The following is excerpted from Words at the Threshold by Lisa Smartt, published by New World Library.
So imagine for a moment: What kind of language might you use to describe the experience of dying?
Not only is it an experience for which the listener has no compelling reference point, but also it is completely strange and new to the person who is dying. It is, in every way, completely without a frame of reference for most of us. Consider, as well, both the possibility that dying is an incomprehensible this, as my father described it to his secretary a few days before dying (“This is very interesting, Alice”), and the possibility that if there is another dimension or an afterlife, it too would elude all the literal meanings we have known in this world. Perhaps just by crossing into these new dimensions, we engage new parts of our brains and, as a result, our language.
Those who have had near-death experiences say it is impossible to find the words to explain their experience. Their experience is ineffable.
When we look at the continuum of language from literal to nonsensical, something fascinating emerges: These different kinds of language are associated with different parts of the brain, according to recent brain-scan research. Literal language, the kind you use to describe a chair, engages regions in the left hemisphere, which have traditionally been associated with the language of literal, shared reality. But figurative language, such as the simile “My love is like a red, red rose,” engages both the left and right hemispheres in the brain.
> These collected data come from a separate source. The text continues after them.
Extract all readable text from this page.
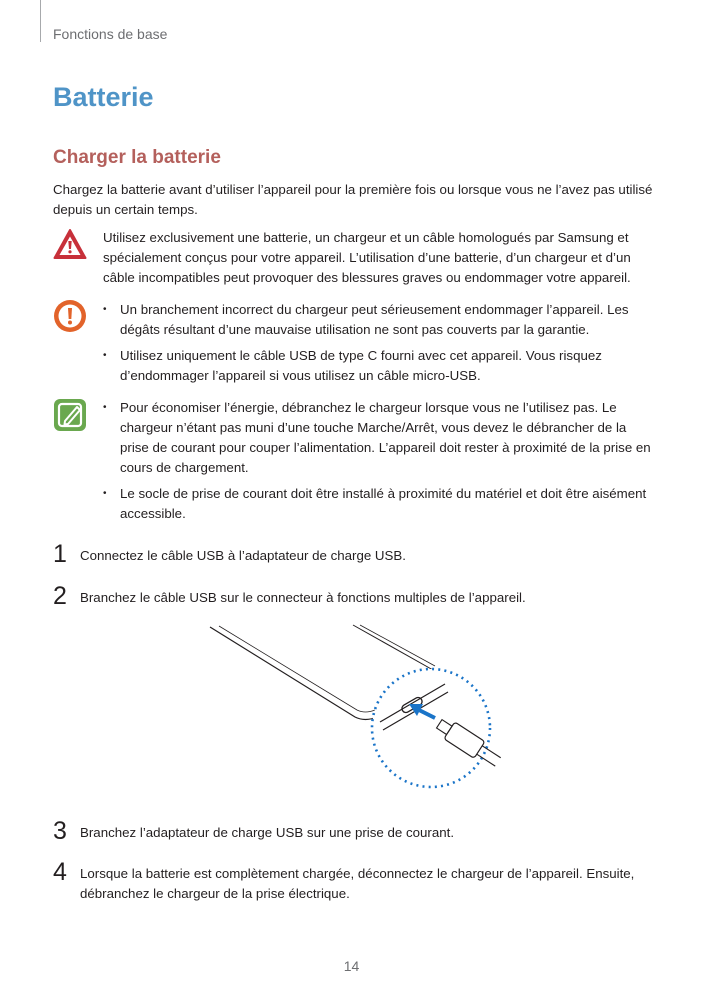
Fonctions de base
Batterie
Charger la batterie

Chargez la batterie avant d’utiliser l’appareil pour la première fois ou lorsque vous ne l’avez pas utilisé depuis un certain temps.

Utilisez exclusivement une batterie, un chargeur et un câble homologués par Samsung et spécialement conçus pour votre appareil. L’utilisation d’une batterie, d’un chargeur et d’un câble incompatibles peut provoquer des blessures graves ou endommager votre appareil.

• Un branchement incorrect du chargeur peut sérieusement endommager l’appareil. Les dégâts résultant d’une mauvaise utilisation ne sont pas couverts par la garantie.
• Utilisez uniquement le câble USB de type C fourni avec cet appareil. Vous risquez d’endommager l’appareil si vous utilisez un câble micro-USB.
• Pour économiser l’énergie, débranchez le chargeur lorsque vous ne l’utilisez pas. Le chargeur n’étant pas muni d’une touche Marche/Arrêt, vous devez le débrancher de la prise de courant pour couper l’alimentation. L’appareil doit rester à proximité de la prise en cours de chargement.
• Le socle de prise de courant doit être installé à proximité du matériel et doit être aisément accessible.
1 Connectez le câble USB à l’adaptateur de charge USB.
2 Branchez le câble USB sur le connecteur à fonctions multiples de l’appareil.
3 Branchez l’adaptateur de charge USB sur une prise de courant.
4 Lorsque la batterie est complètement chargée, déconnectez le chargeur de l’appareil. Ensuite, débranchez le chargeur de la prise électrique.
14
In an article published in Scientific American the author explains, “Previous brain-imaging research has shown that interpreting metaphors requires a variety of areas on both sides of the brain, compared with literal language, which is processed in known language areas in the left hemisphere.” However, a nonsense sentence, such as “My love is thorning the spiraling plotz,” engages the right hemisphere’s regions associated with mystical experiences and music, as we will see later in much greater detail.
Is it possible, then, that as we approach death we have experiences that are more difficult to express with the usual range of language, so there is an increase in metaphoric and puzzling constructions? Or is it that as we die, regions of the left hemisphere associated with literal, sensory language become degraded? And that, as a result, there is greater reliance on language that involves right-hemispheric functions in those days before death? Or are both ideas true? Are we wired to have experiences at the end of life that fall outside of literal language, and do these experiences have the effect of somehow arresting or interfering with our left-hemispheric functions, so that degradation of the literal-language functions leads to more symbolic and non-sense-ical experiences?
Raymond Moody suggests that when “the mind shifts from an intelligible dimension to a less comprehensible dimension, it generates nonsense; a literal account would just be wrong. The mind is forced to talk nonsense transitioning between dimensions.” Moody uses the word nonsense to refer to language that does not make literal sense to those who hear it. However, he also indicates that almost every language is unintelligible “nonsense” to those who do not know the language and its spoken and written linguistic patterns: for example, Chinese is nonsense to those who do not speak it. As we learn more about the continuum of language that appears in our final days, it becomes increasingly meaningful to us and sounds less like nonsense.
The Language of the Near-Death Experience
Raymond Moody’s understanding of the unique properties of unintelligible language was, in part, what led him to coin the term near-death experience. Before becoming a medical doctor, he earned a doctorate in philosophy and focused much of his graduate study on unintelligibility and nonsense. When he began to hear unusual stories from patients who had died and were then revived, he became intrigued.
The stories he heard from his patients followed patterns very similar to those of nonsense stories he had studied as a philosophy student. Much like the characters in Alice in Wonderland, his patients were saying things that seemed to challenge the usual notions of space and time; and like Lewis Carroll’s characters, Moody’s patients often spoke in puzzling paradoxes. Some of the things he heard from patients who had died and come back to life were sentences like these:
“There was time, but no time.”
“I felt more alive when I was dead than when I was living.”
“I understood everything everyone said, but not a word was spoken.”
“I left my body and traveled through the galaxies, all while I was lying motionless in bed.”
“It felt like it took a minute, but it also felt like a thousand years.”
All of these sentences are paradoxical. How is it possible that something felt like a journey through the galaxies when, indeed, the patient lay motionless in bed, or felt like a minute but also a thousand years? These were intriguing statements, and as he heard paradoxical descriptions from his patients, he became increasingly curious about them. How could it be that a patient who came back to life reported never feeling as alive as when he was dead?
Over the course of years, as Moody wrote down accounts of these changes in the language and experiences of his patients, a pattern emerged that he identified as the near-death experience. Through his patients’ “nonsensical stories,” he pinpointed a unique set of experiences shared by some who had died and come back to life. Moody was particularly drawn to their narratives because their stories clearly described some kind of journey even though there had actually been no real movement from point A to point B, as we understand motion in three-dimensional reality. The stories that emerged were technically nonsense travel narratives. That is, in terms of the literal reality we know, the stories were nonsensical. The “journeys” these patients described having taken during their near-death experiences violate almost everything we know about our three-dimensional and five-sense world.
A closer look at these patterns of language associated with near-death experiences reveals a foundation for understanding the language of dying.